On September 28, 2022, Billtrust entered into an Agreement and Plan of Merger (the “Merger Agreement”) with Bullseye FinCo, Inc. (“Parent”), and Bullseye Merger Sub, Inc., a Delaware corporation and wholly owned subsidiary of Parent (“Merger Sub”). On December 16, 2022, pursuant to the terms of the Merger Agreement, Merger Sub merged with and into Billtrust (the “Merger”), with Billtrust surviving the Merger as a wholly owned subsidiary of Parent.

 

In connection with the Merger, the offerings of securities pursuant to the Registration Statements have been terminated.
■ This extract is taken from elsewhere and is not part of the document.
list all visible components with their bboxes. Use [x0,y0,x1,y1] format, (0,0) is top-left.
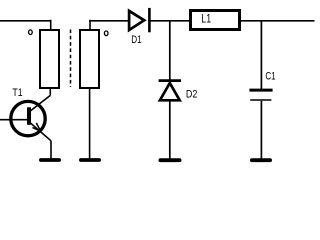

In accordance with the undertakings made by the Company in the Registration Statements to remove from registration, by means of a post-effective amendment, any of the securities registered pursuant to the Registration Statements which remain unsold at the termination of the offerings, the Company hereby removes from registration all Common Shares registered under the Registration Statements that remain unsold as of the date of these post-effective amendments.

 

 

 

SIGNATURES

 

Pursuant to the requirements of the Securities Act of 1933, as amended, and Rule 478 thereunder, the Company certifies that it has reasonable grounds to believe that it meets all of the requirements for filing on Form S-8 and has duly caused this Post-Effective Amendment to the Registration Statements on Form S-8 to be signed on its behalf by the undersigned, thereunto duly authorized, in the City of Lawrenceville, State of New Jersey on December 16, 2022.

 

  BTRS HOLDINGS INC.
     
     
  By: /s/ Flint A. Lane
  Name: Flint A. Lane
  Title: Chief Executive Officer

 

No other person is required to sign this Post-Effective Amendment No. 1 to the Registration Statements in reliance upon Rule 478 under the Securities Act of 1933, as amended.